現代の引きこもりの人の意欲や自信が低く位置してしまうのも、そうした評価の要因を無視できません。もっと引きこもりの人の目には見えないプロセスにも光を照らしていく必要があるのではないでしょうか。

 

 

引きこもりの人たちは、私たちの目に見えない所でさまざまな苦労を強いられ、日々悩みつつも、自分に今できることを積み重ねているのです。引きこもりの人と家族とのコミュニケーションを考えるうえで陥りやすい課題が、ボランティアばかりしていてもお金にならない、それだけでは生活できない、人生をドブに捨てたな、それで一生涯生きていけるのか、という正論です。

 

 

私は、家族から発信されるこうした投げかけが、引きこもりの人と家族との会話をできなくする一つのパターンであると考えています。正論は一般論では間違った考えではありませんが、こうした働きかけをすると、引きこもりの人はこれに対して返す言葉を失い、しだいに家族を避けて通るようになっていきます。

 

 

親子間のコミュニケーションを促進させる食事やリビングで交わされる何気ない会話風景はどこかに退き、残るのはすれ違った生活パターンです。

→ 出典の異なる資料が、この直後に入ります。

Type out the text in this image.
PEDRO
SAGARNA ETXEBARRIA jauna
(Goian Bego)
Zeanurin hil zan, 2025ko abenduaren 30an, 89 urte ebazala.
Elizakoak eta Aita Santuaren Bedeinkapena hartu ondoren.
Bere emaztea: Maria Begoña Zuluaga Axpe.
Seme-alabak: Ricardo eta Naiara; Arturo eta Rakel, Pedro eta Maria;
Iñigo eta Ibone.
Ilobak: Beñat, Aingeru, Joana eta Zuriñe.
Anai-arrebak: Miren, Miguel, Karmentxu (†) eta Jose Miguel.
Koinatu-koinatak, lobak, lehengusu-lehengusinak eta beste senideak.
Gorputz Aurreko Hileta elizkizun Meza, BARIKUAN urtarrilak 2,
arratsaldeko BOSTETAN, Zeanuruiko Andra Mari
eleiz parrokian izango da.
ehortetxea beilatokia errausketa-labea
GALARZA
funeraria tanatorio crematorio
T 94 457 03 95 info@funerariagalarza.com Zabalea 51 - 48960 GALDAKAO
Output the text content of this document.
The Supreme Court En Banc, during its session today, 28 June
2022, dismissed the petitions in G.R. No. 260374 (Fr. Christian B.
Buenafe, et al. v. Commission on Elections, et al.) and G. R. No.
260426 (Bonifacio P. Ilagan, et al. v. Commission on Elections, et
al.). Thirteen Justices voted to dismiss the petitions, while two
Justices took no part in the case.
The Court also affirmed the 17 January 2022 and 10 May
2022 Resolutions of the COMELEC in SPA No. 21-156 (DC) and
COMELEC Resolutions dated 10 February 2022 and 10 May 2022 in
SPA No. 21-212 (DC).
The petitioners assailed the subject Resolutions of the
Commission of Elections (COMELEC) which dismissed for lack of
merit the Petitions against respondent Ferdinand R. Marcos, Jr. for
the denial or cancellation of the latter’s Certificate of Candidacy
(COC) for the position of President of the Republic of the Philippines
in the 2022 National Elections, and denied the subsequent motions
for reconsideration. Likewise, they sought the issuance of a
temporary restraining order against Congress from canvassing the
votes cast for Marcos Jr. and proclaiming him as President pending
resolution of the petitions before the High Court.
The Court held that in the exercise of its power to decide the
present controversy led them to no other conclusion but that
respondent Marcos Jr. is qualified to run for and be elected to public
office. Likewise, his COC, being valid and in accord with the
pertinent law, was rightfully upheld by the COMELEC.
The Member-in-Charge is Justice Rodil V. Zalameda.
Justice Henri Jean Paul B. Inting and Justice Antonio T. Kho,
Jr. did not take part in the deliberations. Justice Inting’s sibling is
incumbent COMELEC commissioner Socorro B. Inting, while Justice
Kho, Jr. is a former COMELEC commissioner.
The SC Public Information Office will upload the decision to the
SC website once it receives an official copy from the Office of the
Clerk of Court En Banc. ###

親子関係で重要となるポイントは、こうした正論を投げかけことではなく、引きこもりの人の気持ち、言い分にまずは耳を傾け、話を聞いて受け止めるということです。

 

 

家族に引きこもりの人が受け止められたという安堵感は、家族からの要求を受け入れる余地を作り出し、ある意味信頼して何か困ったことがあればここぞという時に気軽に話し合える信頼関係を築くことになります。

 

 

こうした関係性が、親子の会話のあり方を考えていくうえで欠かせないものとなります。また、何かにつれて引きこもりの人から家族に発せられる「うるさい」などの言動は、引きこもりの人の内面の動きと彼らを取り巻く外界との葛藤にもがき苦しむサインでもあります。

 

 

引きこもりの人が過去の親子の子育てのあり方や、教育競争に対して憤りを覚え、彼らを支える家族に強く当たってくるのも同様です。

 

 

引きこもりの人は日々の生活の中で、「こうあらねばならない自己」と「こうはなれない自己」との比較対象のもと、負い目や劣等感を抱き、内面と外界との折衝の過程で、ものすごい葛藤にもがき苦しんでいて、そのはけ口をどこかに求めています。

 

 

人との関係性が限られた環境のもとでは、その矛先は家族や壁などの物にしかどうしても当たれないのです。

 

 

だから家族はその引きこもりの人の置かれた心情を理解したうえで、その感情にダイレクトに巻き込まれない冷静さと、信頼ある専門機関などに相談することの大切さ、そしてそうした我が子の悩み苦しむ姿に共感して受け止める肯定的態度が必要となります。

 

 

家庭までもが冷たい社会や世間と同様な見方や接し方をしてしまえば、引きこもりの人にとって家庭は耐え難い針のむしろになってしまいます。

 

 

安心できる家庭環境作りは、いわば安心できるから外へ気持ちを向くことができることを意味します。家庭が引きこもりの人にとって安心できる居場所の一つになることが重要となります。